One would prefer that -every- author be fully cognizant of all the issues laid out in the paper of course even if any individual wasn't responsible for every dot of ink.
But yeah, likely not the situation.
I've been seeing a lot of the genAI papers, especially those created within non-academic/corporate entities, with > 5 authors, often many more... and then you look at the bibliography and some of the papers they reference have a hundred names to them.
First it was padding the bibliography with lots of irrelevant papers, often suggested by reviewers as a boost to rep... but now it's padding the author list.
As a beginning researcher, it's nice to be listed as an author. even if you brought in coffee to the conference room where the caption to a figure was being discussed.
@Mitch I'm saying that based on what I've seen, a huge majority of articles with more than, say, six authors are Chinese.
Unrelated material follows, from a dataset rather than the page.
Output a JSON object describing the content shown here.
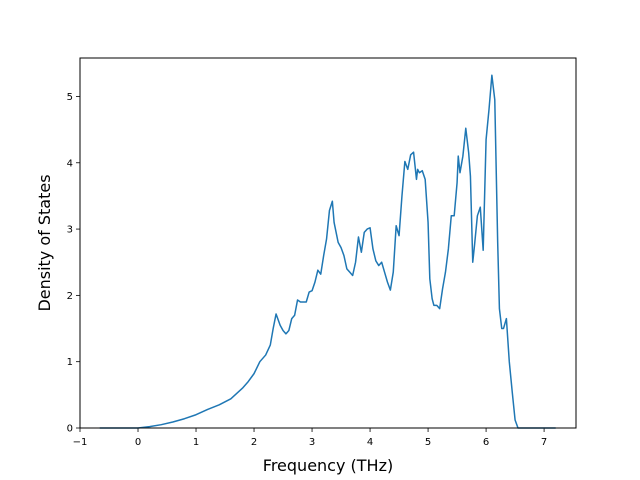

There are much worse ways of absuing the system, like excessive self-citations and what-not, and those I'm sure everyone will be equally guilty of, more or less, Asian authors (Iranian, Arabic, Indian and Chinese) being a bit more so.
@jlliagre Well, truth be told, I'll probably buy new one anyway.
This one's prolly 15 years old by now, and it's showing its age.
Plus, now that I've put the piano by the window and my brother helped me put up shelving, there's so much more space in the room. So how can I bring an old monitor into this temple?
I was a bit stumped by this sentence That old source control system was likely nothing to do with Microsoft's Visual Sourcesafe. I thought it was a mistake as I expected had here but it seems this turn is relatively common. How can something "be nothing to do"?